列から枝分かれしていた「身代わり」の層が、一枚また一枚と剝がれていく。白無垢の布は灰のようにほろほろと崩れ、面の裏から覗く顔には、怒り、自嘲、そして長年麻痺してしまった疲れが次々と浮かび上がった。
切り離された「自分たち」は、陣の力に押し返され、それぞれの本来の人生へ押し戻されていく。
会社のトイレの個室で、床にしゃがみ込んで声を殺して泣いている人がいる。泣き終えてようやく、「本当に死にたいのか」をはじめて真剣に考えはじめる。
満員電車の中で、つり革を握る手に汗をにじませながら、「今すぐ降りて、飲み会を断ってもいいんじゃないか」とふと思いつく人がいる。

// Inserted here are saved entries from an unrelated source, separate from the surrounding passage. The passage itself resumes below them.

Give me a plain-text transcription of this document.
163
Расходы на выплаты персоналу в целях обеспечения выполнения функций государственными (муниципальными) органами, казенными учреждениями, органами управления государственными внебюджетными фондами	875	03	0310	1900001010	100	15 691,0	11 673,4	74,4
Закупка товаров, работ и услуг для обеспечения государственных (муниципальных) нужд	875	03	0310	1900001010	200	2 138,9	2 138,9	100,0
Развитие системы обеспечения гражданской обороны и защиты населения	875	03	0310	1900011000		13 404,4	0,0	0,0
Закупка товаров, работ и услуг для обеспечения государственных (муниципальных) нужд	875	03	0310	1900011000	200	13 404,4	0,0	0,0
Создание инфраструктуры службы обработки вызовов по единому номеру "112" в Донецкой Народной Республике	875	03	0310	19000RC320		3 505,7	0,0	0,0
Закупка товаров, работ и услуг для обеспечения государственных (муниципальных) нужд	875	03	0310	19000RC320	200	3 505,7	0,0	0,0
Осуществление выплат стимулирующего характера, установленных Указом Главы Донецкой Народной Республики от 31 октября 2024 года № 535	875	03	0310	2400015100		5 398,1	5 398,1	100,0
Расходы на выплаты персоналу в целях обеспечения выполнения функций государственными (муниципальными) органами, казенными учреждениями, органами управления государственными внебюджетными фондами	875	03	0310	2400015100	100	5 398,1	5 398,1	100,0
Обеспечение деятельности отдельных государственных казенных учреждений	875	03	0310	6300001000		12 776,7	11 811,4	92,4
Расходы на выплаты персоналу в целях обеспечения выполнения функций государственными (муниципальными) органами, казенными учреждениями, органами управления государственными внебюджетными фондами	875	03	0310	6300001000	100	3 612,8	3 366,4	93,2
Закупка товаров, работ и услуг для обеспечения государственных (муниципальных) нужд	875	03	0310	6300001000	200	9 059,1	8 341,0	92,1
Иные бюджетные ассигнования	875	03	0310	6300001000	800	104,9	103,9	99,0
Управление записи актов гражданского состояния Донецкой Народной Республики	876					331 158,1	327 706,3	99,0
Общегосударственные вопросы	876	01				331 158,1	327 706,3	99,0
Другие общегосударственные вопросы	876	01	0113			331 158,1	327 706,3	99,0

深夜のコンビニのレジ台の陰で、小さく吹き出す人もいる。あのとき吐き捨てた「どうでもいい」の言葉が、いざ本当に叶いそうになったら、自分がさっぱり納得していないのだと気づいて。
狐嫁の陣形が、目に見えて乱れはじめる。
黒い狐面が、ほんの少し眉をひそめたように見えた。
「……そういう手口か。」
どこかうんざりしたような調子だった。
「こちらは削るほうなのに、全部押し戻してくる。」
「お前たちは、手抜き工事だ。」
劉立澄は、龍牙の切っ先を男の胸元へと向けた。